Theoretically, the media is dreaming because it has become the channel or vehicle for what Arnie calls the unconscious “collective information float,” that is, those parts of us which each of us disavows and judges as negative or bad. We are uncomfortable with these parts of ourselves because they are primitive, powerful and highly charged emotional energies. This is what C.G. Jung called our “shadow.”
Violence and sex are becoming more graphic and in your face via the media because of some fundamental lack of acknowledgment of these primitive parts within us. What this suggests is that we are not constructively dealing with our sexuality and other primitive impulses, such as anger and rage. In all probability, we were told when young that our sexuality was not beautiful and natural, and that our angry responses to frustration were not acceptable. So, from a very young age, because we were taught and conditioned to believe that these basic and essential aspects of ourselves were bad and inappropriate, we have, in turn, conveyed these same messages to our own children. Hopefully, more aware and caring parenting practices are growing, but I question to what degree these more “enlightened” views are actually integrating into the culture at large. This, too, worries me.

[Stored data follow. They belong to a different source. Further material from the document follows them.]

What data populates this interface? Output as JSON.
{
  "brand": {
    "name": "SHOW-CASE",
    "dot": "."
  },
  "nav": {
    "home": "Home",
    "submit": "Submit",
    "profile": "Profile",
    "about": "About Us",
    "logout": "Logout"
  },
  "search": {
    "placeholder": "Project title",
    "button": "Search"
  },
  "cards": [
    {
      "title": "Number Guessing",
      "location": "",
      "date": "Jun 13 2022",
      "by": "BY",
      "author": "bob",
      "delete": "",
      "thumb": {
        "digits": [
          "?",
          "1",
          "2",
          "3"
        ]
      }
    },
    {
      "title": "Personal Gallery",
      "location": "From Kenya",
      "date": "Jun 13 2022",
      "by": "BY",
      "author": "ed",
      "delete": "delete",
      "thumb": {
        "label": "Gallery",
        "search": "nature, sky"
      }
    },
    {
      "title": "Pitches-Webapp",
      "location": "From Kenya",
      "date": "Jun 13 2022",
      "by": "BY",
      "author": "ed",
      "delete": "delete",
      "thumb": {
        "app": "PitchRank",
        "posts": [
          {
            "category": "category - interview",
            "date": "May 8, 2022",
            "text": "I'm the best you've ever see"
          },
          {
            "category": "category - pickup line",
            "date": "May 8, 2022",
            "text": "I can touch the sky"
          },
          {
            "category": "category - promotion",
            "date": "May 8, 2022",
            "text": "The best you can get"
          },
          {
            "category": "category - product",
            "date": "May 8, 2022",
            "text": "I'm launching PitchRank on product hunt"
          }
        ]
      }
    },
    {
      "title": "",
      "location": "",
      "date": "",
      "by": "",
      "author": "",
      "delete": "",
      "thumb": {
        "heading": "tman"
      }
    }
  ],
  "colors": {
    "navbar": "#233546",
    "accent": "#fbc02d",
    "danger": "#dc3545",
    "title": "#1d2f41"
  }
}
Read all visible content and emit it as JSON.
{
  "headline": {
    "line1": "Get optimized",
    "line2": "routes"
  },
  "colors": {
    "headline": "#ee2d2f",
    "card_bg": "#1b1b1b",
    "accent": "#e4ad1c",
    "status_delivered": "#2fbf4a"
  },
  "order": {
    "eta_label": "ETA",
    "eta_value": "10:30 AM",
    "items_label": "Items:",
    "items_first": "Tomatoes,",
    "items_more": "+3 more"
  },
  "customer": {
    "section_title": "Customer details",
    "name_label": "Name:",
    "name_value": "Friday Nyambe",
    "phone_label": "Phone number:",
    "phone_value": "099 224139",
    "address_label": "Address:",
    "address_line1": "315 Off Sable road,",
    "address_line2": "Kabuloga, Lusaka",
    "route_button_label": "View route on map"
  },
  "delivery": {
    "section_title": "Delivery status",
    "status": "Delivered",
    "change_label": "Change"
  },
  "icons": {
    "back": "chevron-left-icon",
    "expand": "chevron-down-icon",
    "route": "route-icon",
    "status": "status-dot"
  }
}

I do want to acknowledge that it cuts both ways in regards to the media, and this concern of mine addresses only the shadow side of the disavowed parts of ourselves. We just as quickly and unconsciously split off parts of ourselves that most people would characterize as “positive:” the heroic, the Divine and the lover, to name just a few. Great art (through all forms of media) has always inspired us to acknowledge and to aspire to these most uplifting aspects of self. But this article concerns itself with a discussion about how our own personal difficulties in dealing with “undesirable” parts of ourselves end up contributing to a larger, more threatening collective shadow which is becoming more powerfully expressed through all forms of the media.
Since we are all part of the collective field, we are all channels for disavowed or split-off emotional material from others, often very dark and shadowy. To give you an example, in a process-oriented group, it may happen that the person sitting next to me is very uncomfortable with his anger. He does not like to get angry nor does he like anyone else getting angry. Anger is scary for him. Psychologically, he disowns his “angry part.” Strangely, a person on the other side of the room will soon find them-selves becoming very angry. This person has become a channel for the emotional energy of the person who disowns his anger. The expression of that anger is often strong and threatening, exactly what the first person is so uncomfortable with. This is a phenomenon of the collective unconscious group field. And it is happening on a global scale with each one of us participating “unconsciously” and contributing to the collective group field.